The 131st Annual Meeting (November 15-19, 2003) of APHA

4242.0: Tuesday, November 18, 2003 - 5:00 PM

Abstract #56837

Attributable risk of alcohol and injury: A cross-national meta-analysis from ERCAAP

Cheryl J. Cherpitel, DrPH, Yu Ye, MA, and Jason Bond, PhD. Alcohol Research Group, 2000 Hearst Avenue, Berkeley, CA 94709, 510 642-0164, ccherpitel@arg.org

A determination of attributable risk (the proportion of injuries eliminated in the absence of alcohol) has been difficult to ascertain since most studies have not included probability samples of injury patients. These studies have also not reflected age, gender or cultural-specific differences in relative risk. Attributable risk estimates of injury, and separately of violence-related injury, are reported for 15 ER studies covering 6 countries from ERCAAP, based on drinking prior to the injury event – BAC and self-reported consumption – (acute consumption), and usual heavier drinking – frequency of drinking 5 or more drinks per occasion – (chronic consumption).
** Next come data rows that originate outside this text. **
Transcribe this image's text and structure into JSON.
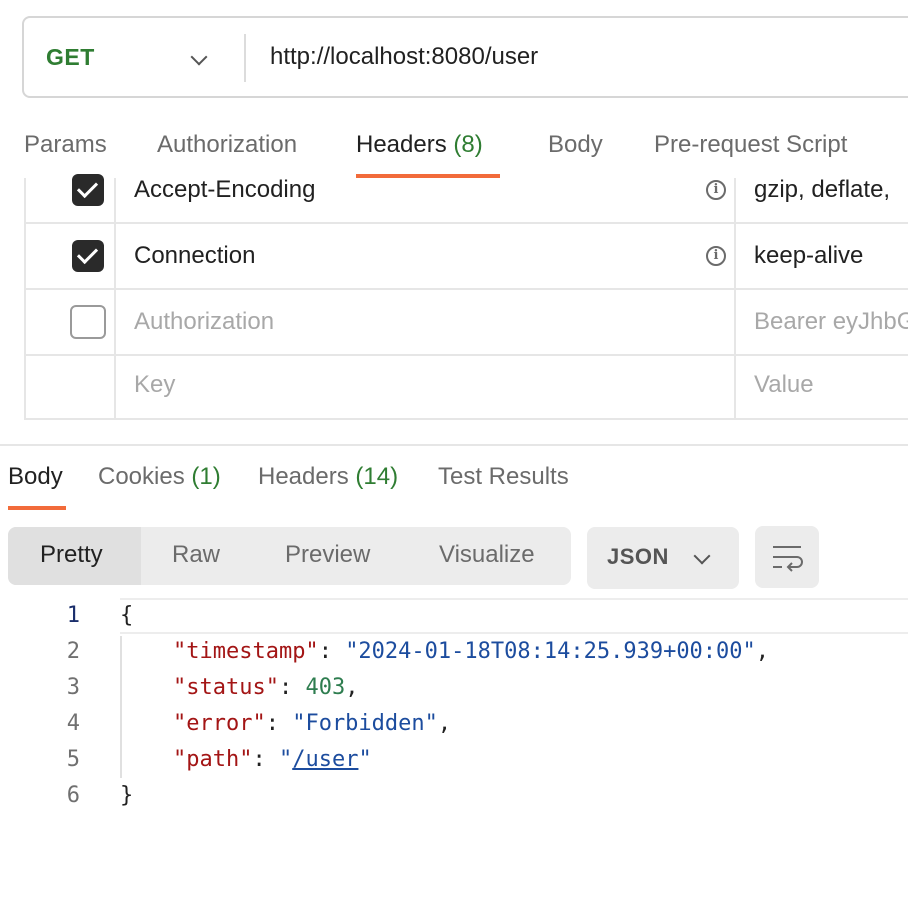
{
  "request": {
    "method": "GET",
    "url": "http://localhost:8080/user"
  },
  "request_tabs": {
    "params": "Params",
    "authorization": "Authorization",
    "headers": "Headers",
    "headers_count": "(8)",
    "body": "Body",
    "pre_request": "Pre-request Script"
  },
  "headers_table": {
    "rows": [
      {
        "key": "Accept-Encoding",
        "value": "gzip, deflate,",
        "checked": true
      },
      {
        "key": "Connection",
        "value": "keep-alive",
        "checked": true
      },
      {
        "key": "Authorization",
        "value": "Bearer eyJhbG",
        "checked": false
      }
    ],
    "key_placeholder": "Key",
    "value_placeholder": "Value",
    "info_glyph": "i"
  },
  "response_tabs": {
    "body": "Body",
    "cookies": "Cookies",
    "cookies_count": "(1)",
    "headers": "Headers",
    "headers_count": "(14)",
    "test_results": "Test Results"
  },
  "view_modes": {
    "pretty": "Pretty",
    "raw": "Raw",
    "preview": "Preview",
    "visualize": "Visualize"
  },
  "format": "JSON",
  "code": {
    "line_numbers": [
      "1",
      "2",
      "3",
      "4",
      "5",
      "6"
    ],
    "open_brace": "{",
    "close_brace": "}",
    "entries": [
      {
        "key": "\"timestamp\"",
        "value": "\"2024-01-18T08:14:25.939+00:00\""
      },
      {
        "key": "\"status\"",
        "value": "403"
      },
      {
        "key": "\"error\"",
        "value": "\"Forbidden\""
      },
      {
        "key": "\"path\"",
        "value_quote": "\"",
        "value_link": "/user"
      }
    ]
  },
  "colors": {
    "accent_underline": "#f26b3a",
    "method_green": "#2f7d32",
    "json_key": "#a31515",
    "json_string": "#1c4c9e",
    "json_number": "#2e7d4f"
  },
  "icons": [
    "chevron-down-icon",
    "checkbox-checked-icon",
    "checkbox-unchecked-icon",
    "info-icon",
    "wrap-lines-icon"
  ]
}
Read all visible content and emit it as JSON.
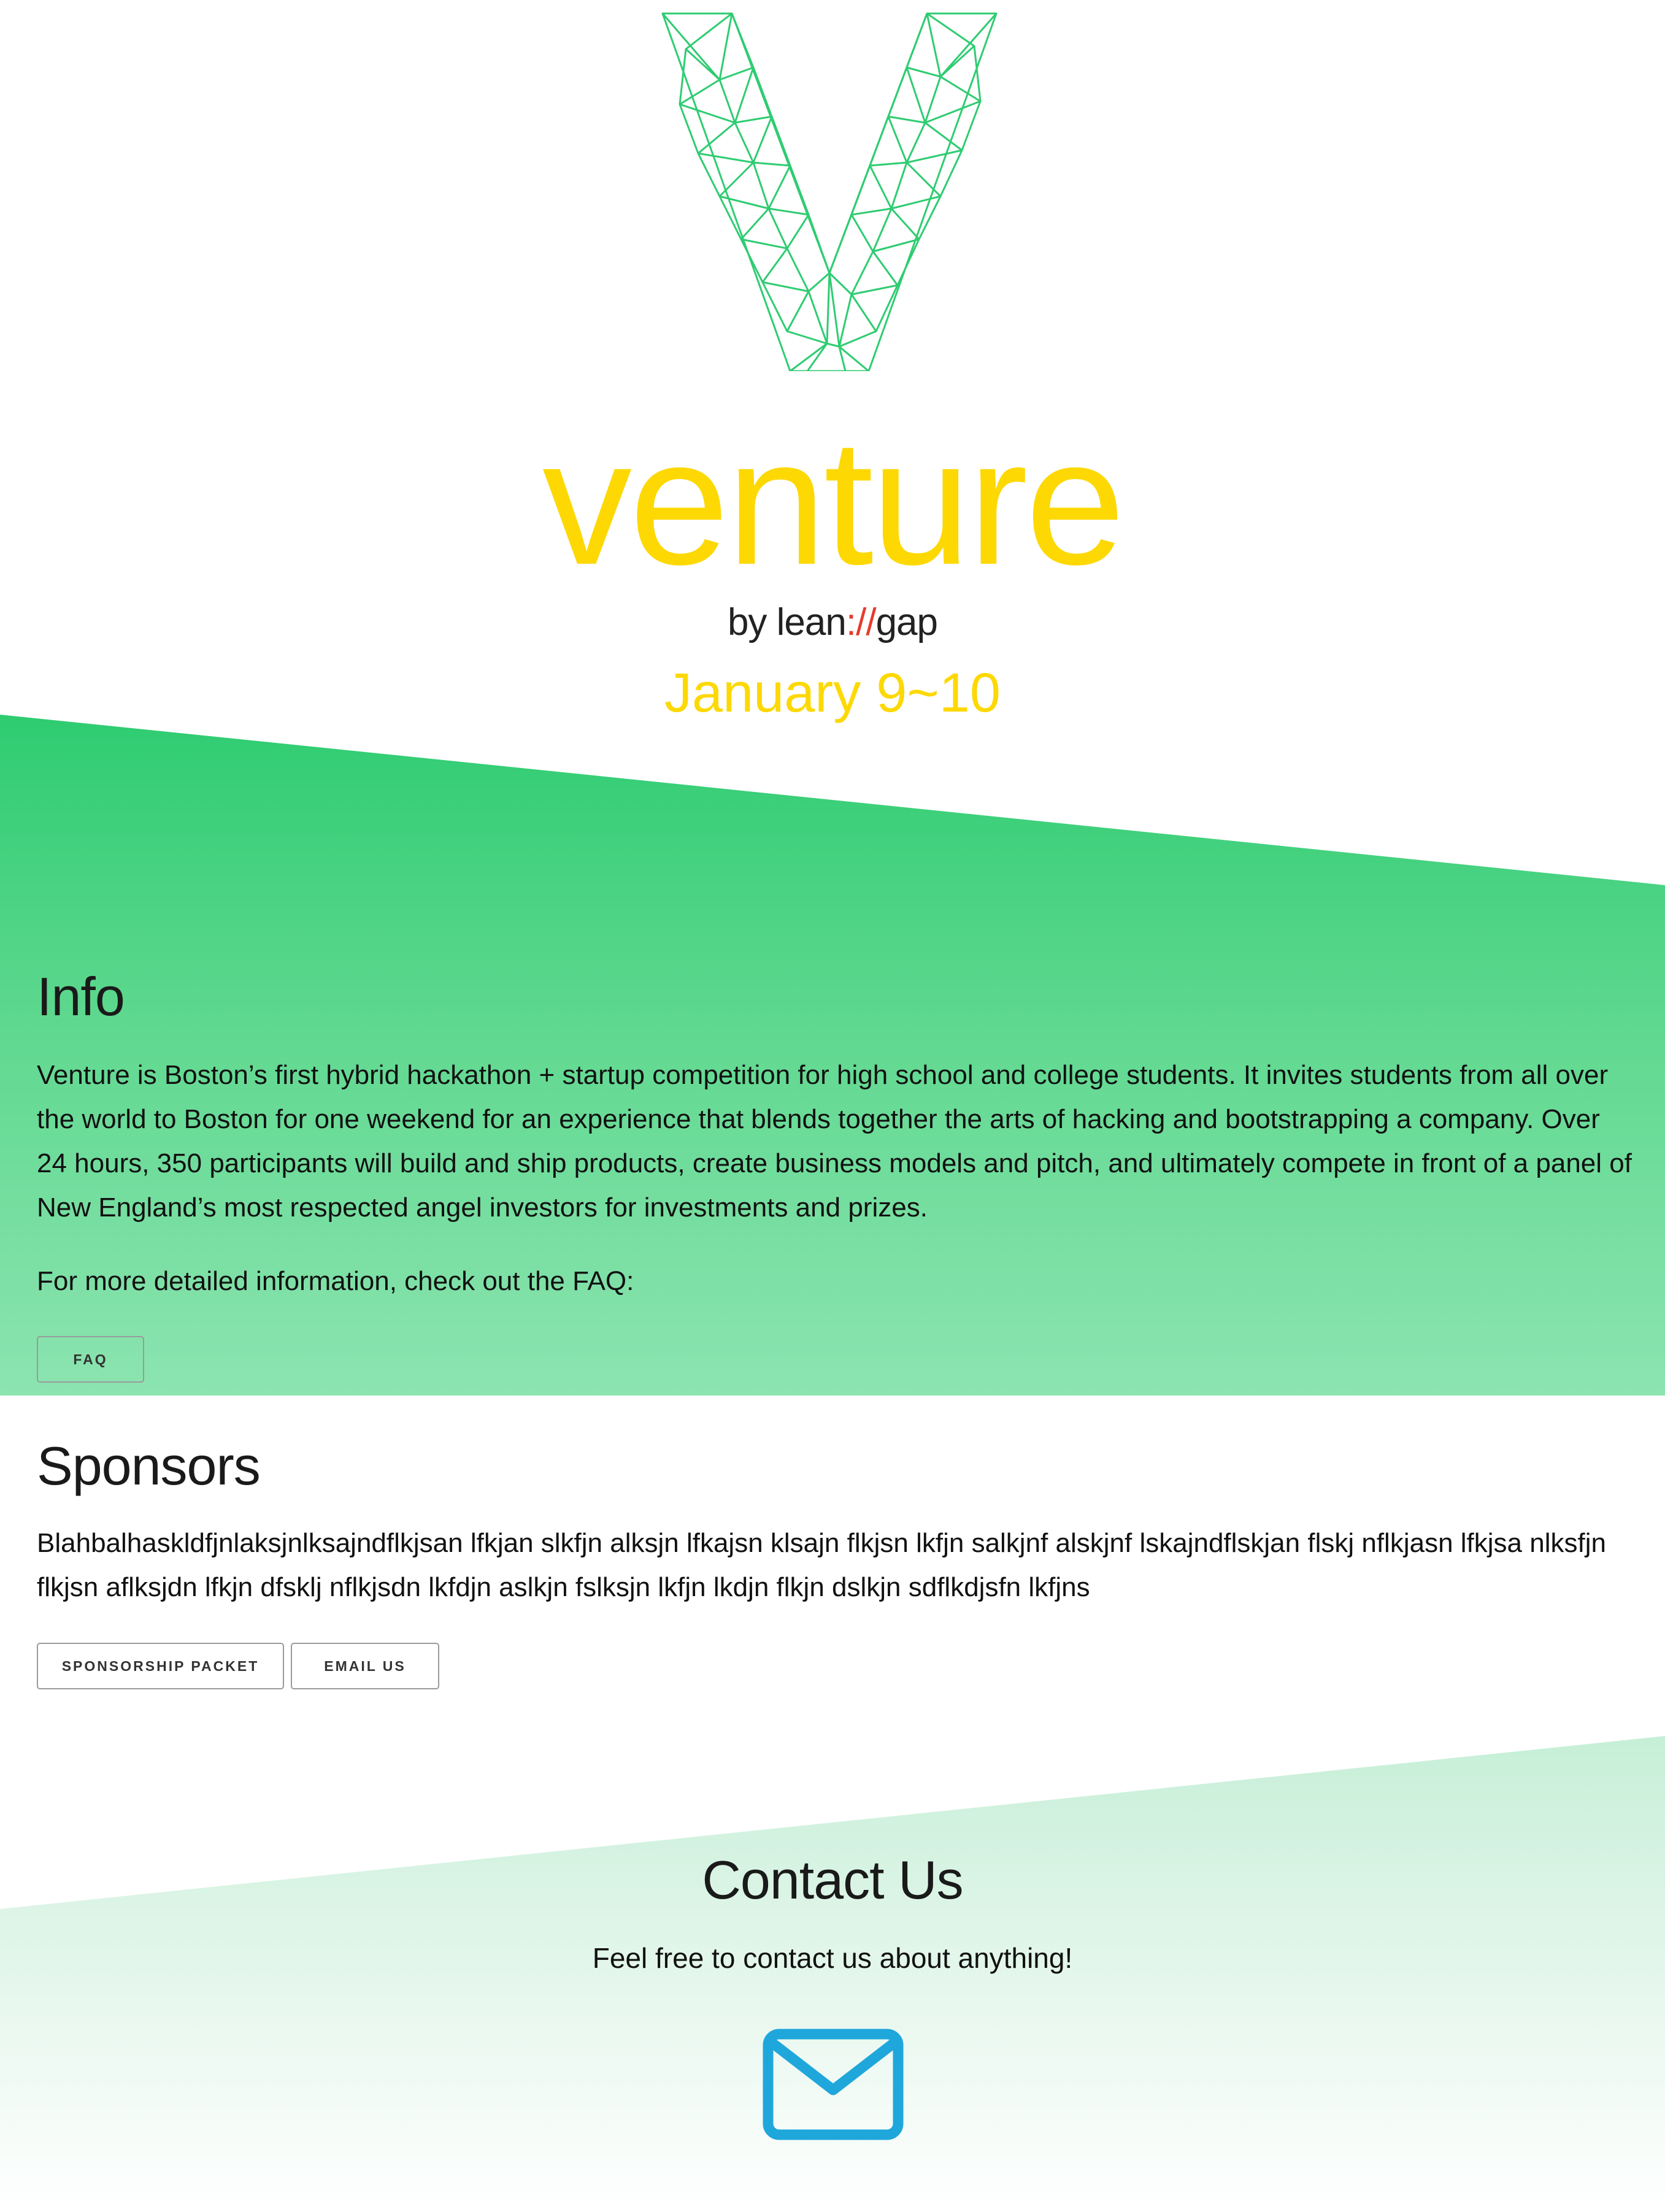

Pooled effect size of attributable risk for both acute and chronic consumption for all injuries was significant (p<1.001) but minimal (2% to 7%) and heterogeneous. Risk was substantially greater for violence-related injuries, and risk attributable to acute consumption (27% - 42%) was larger (and homogeneous) than that attributed to chronic consumption (12% - 24%). Detrimental drinking pattern and homicide rate were significantly predictive of heterogeneous effects sizes for all injuries, while per capita consumption, legal level of intoxication and the level to which alcohol use is stigmatized were predictive for violence-related injuries. These data suggest that risk of injury attributable to acute consumption is greater than that attributable to usual drinking. Attributable risk is especially great for injuries related to violence, but risk may be culturally specific and affected by contextual variables. Such data will inform estimates of the global burden of disease and are important in making priority decisions regarding alcohol exposure.

Learning Objectives:

Keywords: Alcohol Use, Emergency Department/Room

Presenting author's disclosure statement:
I do not have any significant financial interest/arrangement or affiliation with any organization/institution whose products or services are being discussed in this session.